Friday, 3 August 2012

Draghi's Drag.....

TGIF folks!!!

"It is pointless to bet against the euro, its pointless to go short on the euro because its here to stay and its irreversible", so says Draghi but not my bank account!  :)  

So did you witness and experience the full moon effect last evening? This is one great example of the kind of volatility one should be mentally prepared for.... smacked on the exact day itself. Not enough of action? we still have the US employment numbers tonight though I do not foresee a move of the same magnitude.

Let's recall the sequence of events..... E$ stayed firm throughout the session into ECB's rate announcement and reached 1.2300 on buying around the ECB fixing. It pushed further to 1.2330 ahead of Draghi press conference. E$ then spiked to touch 1.2406 high as Draghi hinted at bond buying. But on further analysis, market became uncomfortable with the "may buy" and very quickly sellers emerged and sold the E$ big time as it slid to 1.2173 within 30 minutes! Clearly, the pair was gunning for stop loss orders at 1.2180 and 1.2170. E$ subsequently hit the low of 1.2133 before it consolidates for the rest of the night.

On the stop loss orders, no updates yet as all were flushed yesterday. But it was really useful to learn that buy stop orders were lurking at 1.2310 and 1.2350 by late afternoon before the ECB announcement. That actually had me thinking if we may see a deeper 'B' wave and revert to Wednesday's resistance levels ('Mark time for FOMC', 1Aug).
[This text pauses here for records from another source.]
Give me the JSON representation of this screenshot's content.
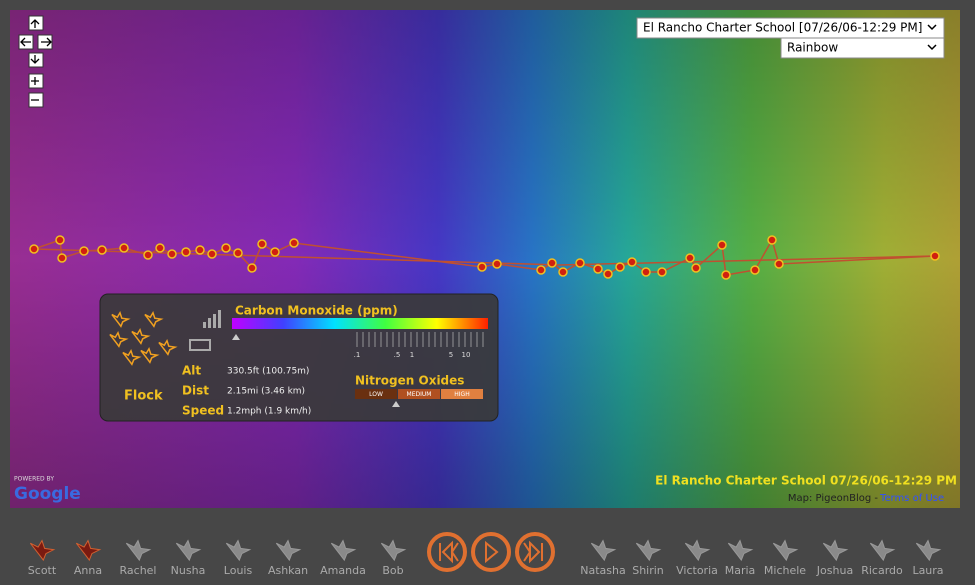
{
  "map": {
    "location_select": "El Rancho Charter School [07/26/06-12:29 PM]",
    "palette_select": "Rainbow",
    "caption": "El Rancho Charter School 07/26/06-12:29 PM",
    "attribution": "Map: PigeonBlog -",
    "terms_link": "Terms of Use",
    "powered_by": "POWERED BY",
    "provider": "Google"
  },
  "panel": {
    "co_title": "Carbon Monoxide (ppm)",
    "co_scale": [
      ".1",
      ".5",
      "1",
      "5",
      "10"
    ],
    "flock_label": "Flock",
    "stats": [
      {
        "label": "Alt",
        "value": "330.5ft (100.75m)"
      },
      {
        "label": "Dist",
        "value": "2.15mi (3.46 km)"
      },
      {
        "label": "Speed",
        "value": "1.2mph (1.9 km/h)"
      }
    ],
    "nox_title": "Nitrogen Oxides",
    "nox_levels": [
      "LOW",
      "MEDIUM",
      "HIGH"
    ]
  },
  "birds": [
    {
      "name": "Scott",
      "active": true
    },
    {
      "name": "Anna",
      "active": true
    },
    {
      "name": "Rachel",
      "active": false
    },
    {
      "name": "Nusha",
      "active": false
    },
    {
      "name": "Louis",
      "active": false
    },
    {
      "name": "Ashkan",
      "active": false
    },
    {
      "name": "Amanda",
      "active": false
    },
    {
      "name": "Bob",
      "active": false
    },
    {
      "name": "Natasha",
      "active": false
    },
    {
      "name": "Shirin",
      "active": false
    },
    {
      "name": "Victoria",
      "active": false
    },
    {
      "name": "Maria",
      "active": false
    },
    {
      "name": "Michele",
      "active": false
    },
    {
      "name": "Joshua",
      "active": false
    },
    {
      "name": "Ricardo",
      "active": false
    },
    {
      "name": "Laura",
      "active": false
    }
  ]
}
In detail, from 1.2390-1.2227-1.2336-1.2218 actually formed a-b-c (A wave) and a-b-c-d-e (Irregular B wave) and then from 1.2406-? (C wave).
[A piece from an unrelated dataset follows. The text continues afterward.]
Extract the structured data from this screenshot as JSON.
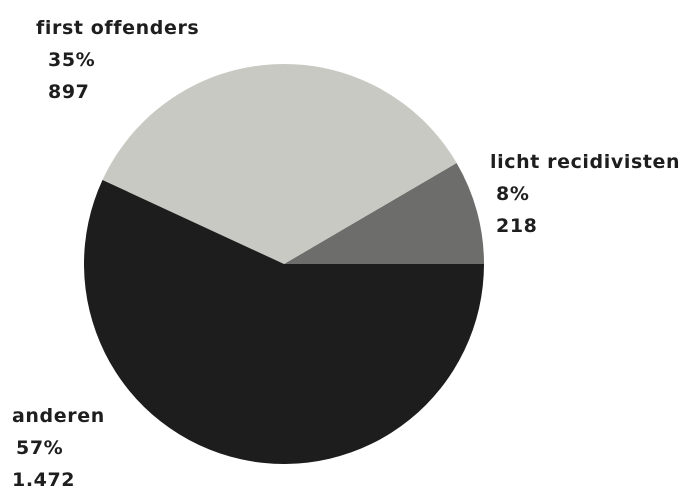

Technically, we probably have seemed the completion of the 3rd wave of the 'C' and in the process of 4th before another dip for 5th wave to complete the corrective 'C' wave. Intraday indicators are in o/s levels though not extreme but this consolidation should unwind a little. Shorter intraday day momentum is still pointing lower but longer intraday ones are still suggesting range consolidation between 1.2050 to 1.2370 now. There are signs of mild bullish divergence and that probably reinforced the view that we are nearing a bottom from yesterday's sell-off. That being said, I must warned that I still have mixed signals because my weekly and monthly momentum indicator is still pointing firmly lower.
In short, risk/reward favors buying dips (provided 1.2220/30 is not seen first). 1.2100/10 to hold (1.2060/80 stronger support with 1.2042 being recent low) and 1.2220/30 first resistance and stronger at 1.2360/70. A break and close below 1.2042 would suggest a continuation of the bearish trend.
E$ 15min chart - Full moon effect
Apologies if I had it a little too technical today but just want to share my Elliot wave count with friends who can relate. All the best, stay nimble and have a great weekend.